Proliferan para hacer daño, triturar enemigos, conseguir favores, engañar incautos y, sobre todo, inventar realidades.
Por Jorge Guebely
Como virus cultural, las “fake news” se multiplican en los medios masivos de comunicación. Proliferan informaciones falsas con apariencia de verdad.
Surgen de astutos cerebros. La utilizan políticos para pulverizar contrincantes y potentados para aumentar caudales. Tan “fakes news” es una publicidad política como una comercial. Falsas informaciones que nos borran el mundo, ahora lo vemos a través de mentiras.
Surgen con sentido bíblico: si cada día trae su afán, cada mañana hay que tuitear noticias falsas.
Con sentido filosófico: si ninguna mentira llega a vieja, según Sófocles, hay que renovarlas diariamente. Enfermedad mental que se democratiza en tiempos de la modernidad líquida, según Bauman.
Arma antigua y apetecida por el poder brutal e inhumano de los más fuertes sobre los más débiles. Bastaba una conseja oficial, una acusación peregrina, para destruir una persona, una familia, un pueblo.
La usó Nerón para quemar cristianos, la Santa Inquisición para torturar herejes, Hitler para asesinar judíos y Pinochet para desaparecer comunistas. La utilizaron los banqueros para promover dos guerras mundiales, y Bush para apoderarse del petróleo iraquí.
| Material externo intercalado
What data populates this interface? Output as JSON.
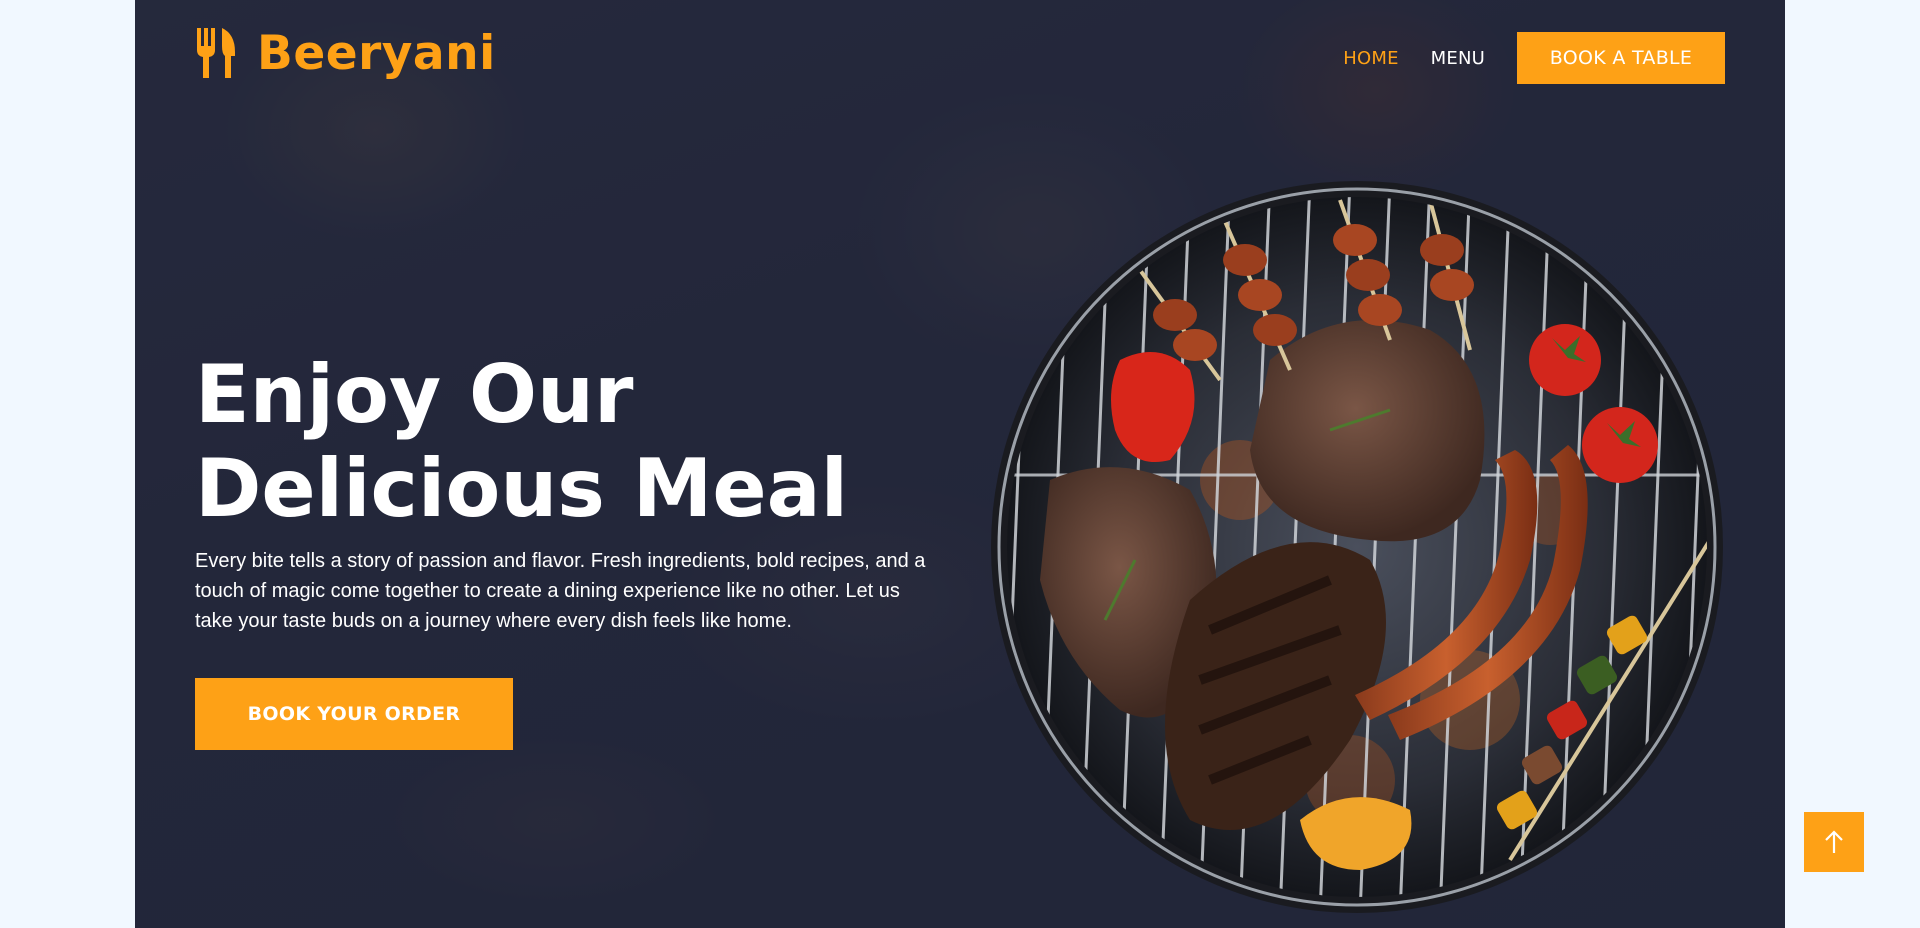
{
  "brand": {
    "name": "Beeryani",
    "icon": "utensils-icon",
    "color": "#fea116"
  },
  "nav": {
    "items": [
      {
        "label": "HOME",
        "active": true
      },
      {
        "label": "MENU",
        "active": false
      }
    ],
    "cta_label": "BOOK A TABLE"
  },
  "hero": {
    "title_line1": "Enjoy Our",
    "title_line2": "Delicious Meal",
    "description": "Every bite tells a story of passion and flavor. Fresh ingredients, bold recipes, and a touch of magic come together to create a dining experience like no other. Let us take your taste buds on a journey where every dish feels like home.",
    "button_label": "BOOK YOUR ORDER",
    "image": "grilled-meat-platter-image"
  },
  "back_to_top": {
    "icon": "arrow-up-icon"
  },
  "colors": {
    "accent": "#fea116",
    "page_bg": "#f1f8ff",
    "hero_bg": "#262a3c"
  }
}
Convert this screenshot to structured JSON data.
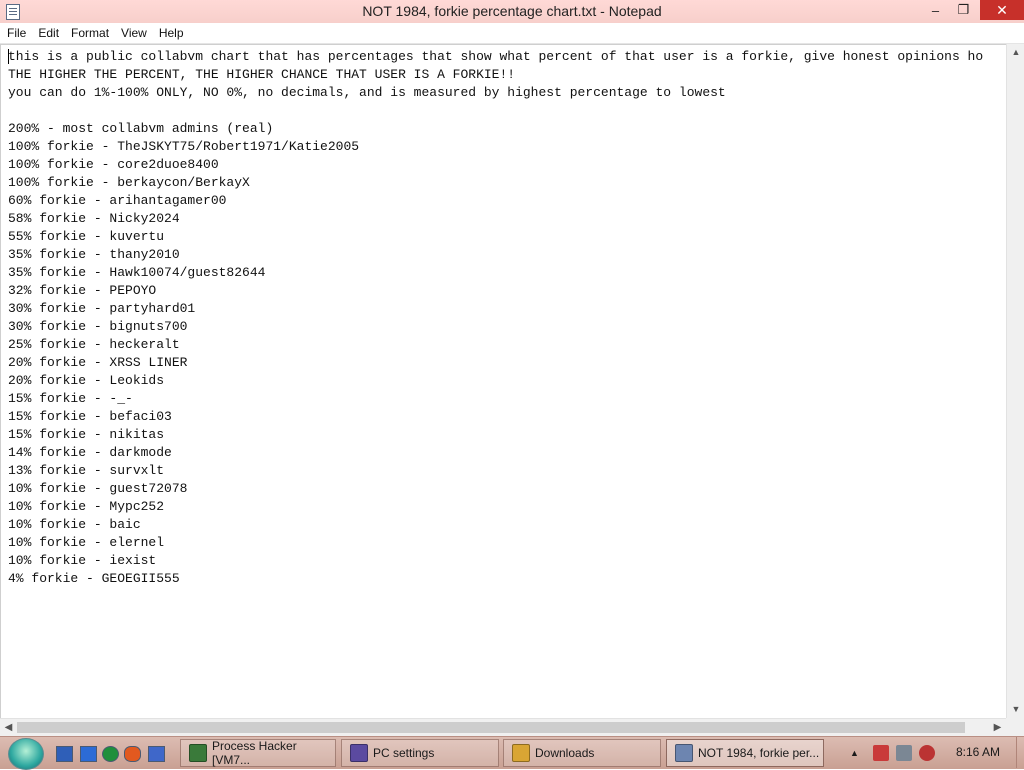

La usaron los conservadores colombianos para destazar liberales del pueblo y la usan hoy las extremas derechas para exterminar a líderes sociales.
Arma predilecta de todos los espíritus dictatoriales en tiempos del coronavirus: Xi Jinping, quien informó un número menor de muertos; Putin, quien difunde la pandemia como una estrategia conspirativa; Trump y Bolsonaro, que la minimizan. “Contra el coronavirus -dice Netanyahu-, hay que utilizar todas las armas, incluyendo las tecnológicas”.
Desde la política proliferan noticias falsas porque “la verdad y la política nunca se llevan bien”, afirmaba Hannah Arendt.
Abundan las “fakes news” en políticos locales. “Soy un ambientalista radical”, informó en campaña Duque, quien hoy promueve el fracking.
“Nunca he pedido permiso ni patrocinios de grupos delincuenciales para hacer política”, afirmaba Uribe, mientras ‘La Gata’ patrocinaba su campaña. “Es muy difícil encontrar un político que no sea mentiroso”, afirmó Santos. Y ‘fakes news’ es la historia que coteja Darío Acevedo, director del Centro Nacional de Memoria Histórica. La teje según el godismo nacional. Sabe que historia y realidad son invenciones del poder político y económico.
“Este mundo nos es ilusorio y falso…”, afirma el hinduismo. Precio que pagamos por habernos separados del mundo original, por ser expulsados del Paraíso Terrenal según el cristianismo. Como castigo, nos toca vivir una realidad esperpéntica e ilusoria creada a base de mezquindad, voracidad y ‘fakes news’.